China has used these artificial platforms to expand the reach of its maritime militia and civilian law enforcement vessels, often backed by the Chinese military, to intimidate and bully Southeast Asian claimants to most of the waters in the South China Sea. This, despite the fact that in 2016, an arbitral tribunal constituted under Annex VII of the United Nations Convention on the Law of the Sea ruled that there was "no legal basis” for China to assert maritime claims beyond those specifically provided for in the Convention.

The United States aligned itself strongly with this decision, said the State Department official. We are deeply concerned over “the increasingly brazen manner in which Beijing has deployed coercive tactics to inhibit other claimants’ access to offshore marine resources.”

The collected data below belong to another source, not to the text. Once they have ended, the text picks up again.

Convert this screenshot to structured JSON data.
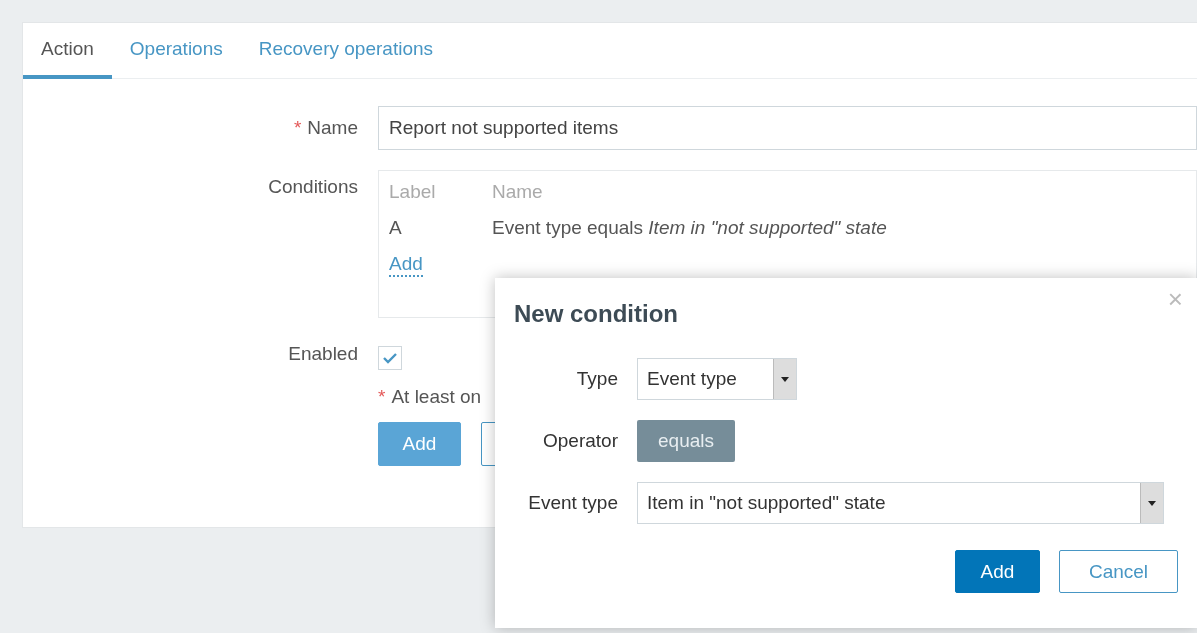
{
  "tabs": [
    {
      "label": "Action",
      "selected": true
    },
    {
      "label": "Operations",
      "selected": false
    },
    {
      "label": "Recovery operations",
      "selected": false
    }
  ],
  "form": {
    "name": {
      "label": "Name",
      "required_mark": "*",
      "value": "Report not supported items"
    },
    "conditions": {
      "label": "Conditions",
      "columns": [
        "Label",
        "Name"
      ],
      "rows": [
        {
          "label": "A",
          "name": "Event type equals *Item in \"not supported\" state*"
        }
      ],
      "add_link": "Add"
    },
    "enabled": {
      "label": "Enabled",
      "checked": true
    },
    "note": {
      "required_mark": "*",
      "text": "At least on"
    },
    "buttons": [
      {
        "kind": "primary",
        "label": "Add"
      },
      {
        "kind": "secondary"
      }
    ]
  },
  "dialog": {
    "title": "New condition",
    "close": "×",
    "fields": [
      {
        "label": "Type",
        "kind": "dropdown",
        "value": "Event type"
      },
      {
        "label": "Operator",
        "kind": "badge",
        "value": "equals"
      },
      {
        "label": "Event type",
        "kind": "wide_dropdown",
        "value": "Item in \"not supported\" state"
      }
    ],
    "buttons": [
      {
        "kind": "primary",
        "label": "Add"
      },
      {
        "kind": "secondary",
        "label": "Cancel"
      }
    ]
  }
}
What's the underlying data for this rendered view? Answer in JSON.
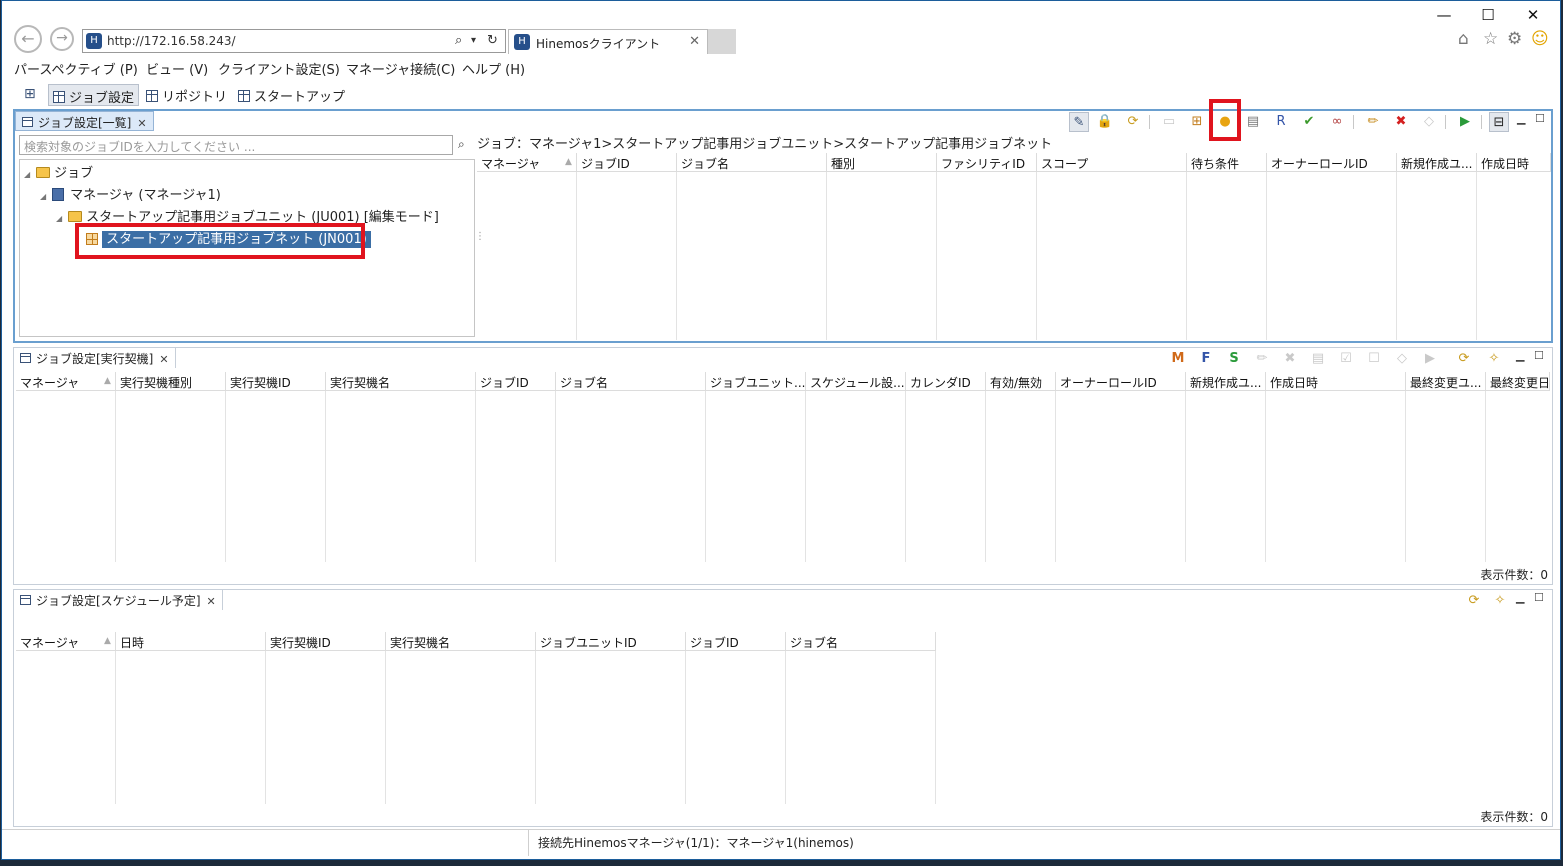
{
  "browser": {
    "back_glyph": "←",
    "forward_glyph": "→",
    "url": "http://172.16.58.243/",
    "address_controls": [
      "⌕",
      "▾",
      "↻"
    ],
    "tab_title": "Hinemosクライアント",
    "tab_close": "✕",
    "window_controls": [
      "—",
      "☐",
      "✕"
    ],
    "toolbar_icons": [
      "⌂",
      "☆",
      "⚙",
      "☺"
    ]
  },
  "menu": [
    "パースペクティブ (P)",
    "ビュー (V)",
    "クライアント設定(S)",
    "マネージャ接続(C)",
    "ヘルプ (H)"
  ],
  "perspectives": [
    "ジョブ設定",
    "リポジトリ",
    "スタートアップ"
  ],
  "list_view": {
    "tab_label": "ジョブ設定[一覧]",
    "close": "✕",
    "search_placeholder": "検索対象のジョブIDを入力してください ...",
    "search_icon": "⌕",
    "tree": {
      "root": "ジョブ",
      "manager": "マネージャ (マネージャ1)",
      "unit": "スタートアップ記事用ジョブユニット (JU001) [編集モード]",
      "net": "スタートアップ記事用ジョブネット (JN001)"
    },
    "breadcrumb": "ジョブ：マネージャ1>スタートアップ記事用ジョブユニット>スタートアップ記事用ジョブネット",
    "columns": [
      "マネージャ",
      "ジョブID",
      "ジョブ名",
      "種別",
      "ファシリティID",
      "スコープ",
      "待ち条件",
      "オーナーロールID",
      "新規作成ユ...",
      "作成日時"
    ]
  },
  "kick_view": {
    "tab_label": "ジョブ設定[実行契機]",
    "close": "✕",
    "columns": [
      "マネージャ",
      "実行契機種別",
      "実行契機ID",
      "実行契機名",
      "ジョブID",
      "ジョブ名",
      "ジョブユニット...",
      "スケジュール設...",
      "カレンダID",
      "有効/無効",
      "オーナーロールID",
      "新規作成ユ...",
      "作成日時",
      "最終変更ユ...",
      "最終変更日"
    ],
    "count": "表示件数：0"
  },
  "schedule_view": {
    "tab_label": "ジョブ設定[スケジュール予定]",
    "close": "✕",
    "columns": [
      "マネージャ",
      "日時",
      "実行契機ID",
      "実行契機名",
      "ジョブユニットID",
      "ジョブID",
      "ジョブ名"
    ],
    "count": "表示件数：0"
  },
  "status": "接続先Hinemosマネージャ(1/1)：マネージャ1(hinemos)",
  "colors": {
    "accent": "#3b6ea5",
    "highlight": "#e0141e"
  }
}
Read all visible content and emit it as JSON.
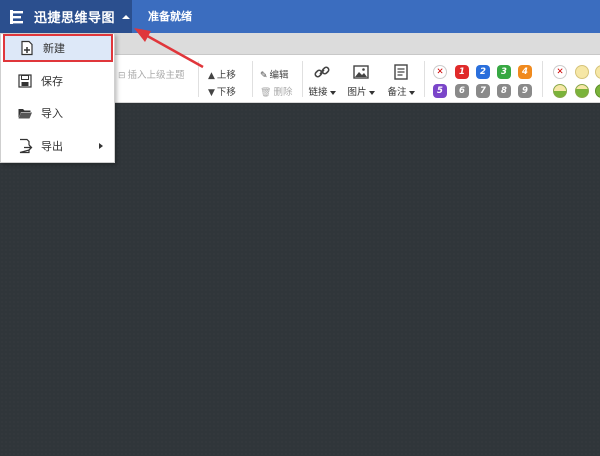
{
  "app": {
    "title": "迅捷思维导图",
    "status": "准备就绪"
  },
  "ribbon": {
    "insert_parent": "插入上级主题",
    "move_up": "上移",
    "move_down": "下移",
    "edit": "编辑",
    "delete": "删除",
    "link": "链接",
    "image": "图片",
    "note": "备注"
  },
  "priority_badges": [
    "1",
    "2",
    "3",
    "4",
    "5",
    "6",
    "7",
    "8",
    "9"
  ],
  "menu": {
    "items": [
      {
        "label": "新建",
        "icon": "new-file-icon"
      },
      {
        "label": "保存",
        "icon": "save-icon"
      },
      {
        "label": "导入",
        "icon": "folder-open-icon"
      },
      {
        "label": "导出",
        "icon": "export-icon"
      }
    ]
  },
  "colors": {
    "title_bar": "#3b6dbf",
    "app_button": "#2b4f8e",
    "highlight_border": "#e0363b",
    "canvas": "#30363a"
  }
}
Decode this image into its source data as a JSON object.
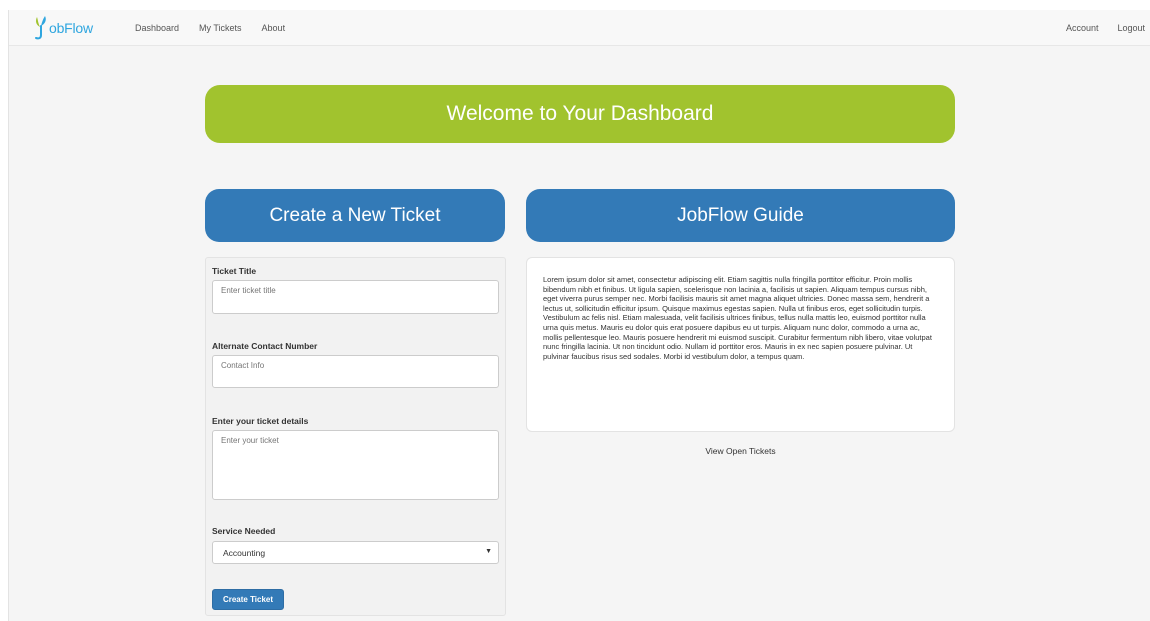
{
  "brand": {
    "name": "JobFlow",
    "logo_text": "obFlow",
    "logo_glyph": "J",
    "logo_icon": "leaf-j-icon"
  },
  "nav": {
    "left": [
      "Dashboard",
      "My Tickets",
      "About"
    ],
    "right": [
      "Account",
      "Logout"
    ]
  },
  "banner": {
    "title": "Welcome to Your Dashboard"
  },
  "create": {
    "header": "Create a New Ticket",
    "ticket_title": {
      "label": "Ticket Title",
      "placeholder": "Enter ticket title"
    },
    "contact": {
      "label": "Alternate Contact Number",
      "placeholder": "Contact Info"
    },
    "details": {
      "label": "Enter your ticket details",
      "placeholder": "Enter your ticket"
    },
    "service": {
      "label": "Service Needed",
      "selected": "Accounting",
      "arrow": "▼"
    },
    "submit_label": "Create Ticket"
  },
  "guide": {
    "header": "JobFlow Guide",
    "body": "Lorem ipsum dolor sit amet, consectetur adipiscing elit. Etiam sagittis nulla fringilla porttitor efficitur. Proin mollis bibendum nibh et finibus. Ut ligula sapien, scelerisque non lacinia a, facilisis ut sapien. Aliquam tempus cursus nibh, eget viverra purus semper nec. Morbi facilisis mauris sit amet magna aliquet ultricies. Donec massa sem, hendrerit a lectus ut, sollicitudin efficitur ipsum. Quisque maximus egestas sapien. Nulla ut finibus eros, eget sollicitudin turpis. Vestibulum ac felis nisl. Etiam malesuada, velit facilisis ultrices finibus, tellus nulla mattis leo, euismod porttitor nulla urna quis metus. Mauris eu dolor quis erat posuere dapibus eu ut turpis. Aliquam nunc dolor, commodo a urna ac, mollis pellentesque leo. Mauris posuere hendrerit mi euismod suscipit. Curabitur fermentum nibh libero, vitae volutpat nunc fringilla lacinia. Ut non tincidunt odio. Nullam id porttitor eros. Mauris in ex nec sapien posuere pulvinar. Ut pulvinar faucibus risus sed sodales. Morbi id vestibulum dolor, a tempus quam.",
    "view_link": "View Open Tickets"
  },
  "colors": {
    "banner": "#a1c32e",
    "header": "#337ab7",
    "brand": "#2fa6df",
    "button": "#337ab7"
  }
}
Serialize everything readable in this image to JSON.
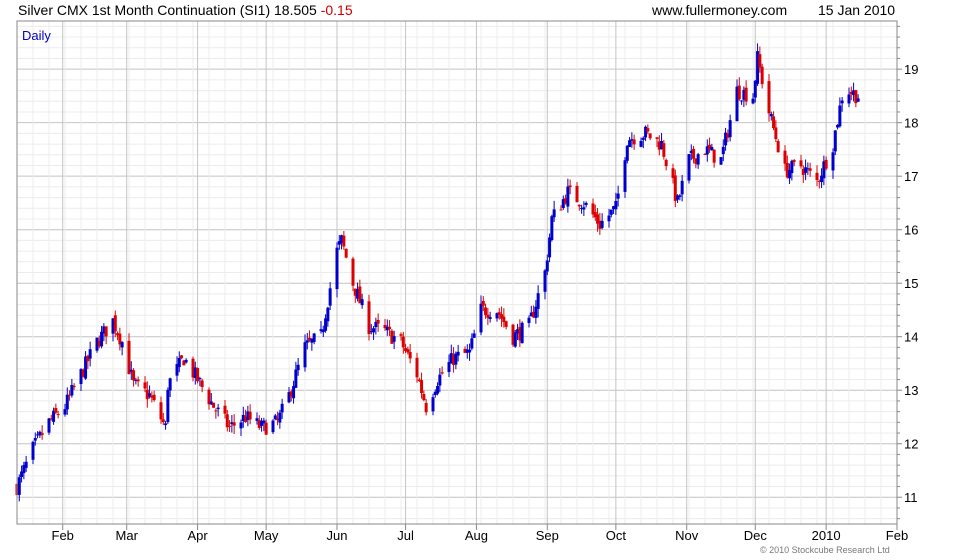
{
  "header": {
    "title": "Silver CMX 1st Month Continuation (SI1) 18.505",
    "change": "-0.15",
    "site": "www.fullermoney.com",
    "date": "15 Jan 2010"
  },
  "copyright": "© 2010 Stockcube Research Ltd",
  "colors": {
    "up": "#0000cc",
    "down": "#dd0000",
    "grid": "#d8d8d8",
    "label": "#0000cc"
  },
  "chart_data": {
    "type": "candlestick",
    "period_label": "Daily",
    "ylim": [
      10.5,
      19.9
    ],
    "y_ticks": [
      11,
      12,
      13,
      14,
      15,
      16,
      17,
      18,
      19
    ],
    "x_ticks": [
      "Feb",
      "Mar",
      "Apr",
      "May",
      "Jun",
      "Jul",
      "Aug",
      "Sep",
      "Oct",
      "Nov",
      "Dec",
      "2010",
      "Feb"
    ],
    "x_range": [
      "2009-01-12",
      "2010-02-01"
    ],
    "close_path": [
      [
        "2009-01-12",
        11.2
      ],
      [
        "2009-01-19",
        11.9
      ],
      [
        "2009-01-26",
        12.4
      ],
      [
        "2009-02-02",
        12.7
      ],
      [
        "2009-02-09",
        13.3
      ],
      [
        "2009-02-16",
        13.9
      ],
      [
        "2009-02-23",
        14.3
      ],
      [
        "2009-02-27",
        13.9
      ],
      [
        "2009-03-04",
        13.1
      ],
      [
        "2009-03-11",
        12.9
      ],
      [
        "2009-03-18",
        12.3
      ],
      [
        "2009-03-19",
        13.1
      ],
      [
        "2009-03-26",
        13.6
      ],
      [
        "2009-04-01",
        13.2
      ],
      [
        "2009-04-08",
        12.7
      ],
      [
        "2009-04-15",
        12.3
      ],
      [
        "2009-04-22",
        12.5
      ],
      [
        "2009-04-29",
        12.3
      ],
      [
        "2009-05-06",
        12.4
      ],
      [
        "2009-05-11",
        12.9
      ],
      [
        "2009-05-18",
        13.8
      ],
      [
        "2009-05-25",
        14.0
      ],
      [
        "2009-06-01",
        15.6
      ],
      [
        "2009-06-03",
        15.8
      ],
      [
        "2009-06-08",
        15.0
      ],
      [
        "2009-06-15",
        14.2
      ],
      [
        "2009-06-22",
        14.1
      ],
      [
        "2009-06-29",
        13.9
      ],
      [
        "2009-07-06",
        13.3
      ],
      [
        "2009-07-10",
        12.7
      ],
      [
        "2009-07-15",
        13.2
      ],
      [
        "2009-07-22",
        13.6
      ],
      [
        "2009-07-29",
        13.7
      ],
      [
        "2009-08-03",
        14.5
      ],
      [
        "2009-08-10",
        14.5
      ],
      [
        "2009-08-17",
        14.0
      ],
      [
        "2009-08-24",
        14.2
      ],
      [
        "2009-08-31",
        15.2
      ],
      [
        "2009-09-03",
        16.2
      ],
      [
        "2009-09-10",
        16.7
      ],
      [
        "2009-09-17",
        16.5
      ],
      [
        "2009-09-24",
        16.1
      ],
      [
        "2009-10-01",
        16.4
      ],
      [
        "2009-10-06",
        17.7
      ],
      [
        "2009-10-14",
        17.8
      ],
      [
        "2009-10-21",
        17.6
      ],
      [
        "2009-10-28",
        16.5
      ],
      [
        "2009-11-02",
        17.3
      ],
      [
        "2009-11-09",
        17.5
      ],
      [
        "2009-11-16",
        17.3
      ],
      [
        "2009-11-23",
        18.6
      ],
      [
        "2009-11-30",
        18.5
      ],
      [
        "2009-12-02",
        19.2
      ],
      [
        "2009-12-07",
        18.2
      ],
      [
        "2009-12-14",
        17.1
      ],
      [
        "2009-12-21",
        17.2
      ],
      [
        "2009-12-28",
        16.9
      ],
      [
        "2010-01-04",
        17.6
      ],
      [
        "2010-01-08",
        18.5
      ],
      [
        "2010-01-11",
        18.6
      ],
      [
        "2010-01-15",
        18.5
      ]
    ]
  }
}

One thing is clear--Beijing’s state-owned enterprises have played a key role in building and militarizing these outposts. For that reason, the U.S. Stated Department is imposing visa restrictions on Chinese nationals who are deeply involved Beijing’s destablizing efforts in the South China Sea.

At the same time, the U.S. Commerce Department has added 24 of Beijing’s state-owned enterprises to its Entity List for their role in these activities. This means that any item that is to be exported, re-exported, or even transferred within the country to a party on the Entity List, will need a specific license.

“Other countries can consider similar measures, and we think that that would be appropriate. The kind of concerns that we have about the South China Sea and other [PRC] malign activity are very widely shared and increasingly widely shared, and we know that other countries obviously are looking at scrutinizing their policies with respect to their diverse relationships with China in terms of business, academic exchange, visa, and much else,” said the State Department official.

“We are taking actions to make clear that further militarization and further coercion is unacceptable and entirely contrary to the interests of China’s neighbors and the United States and the world.”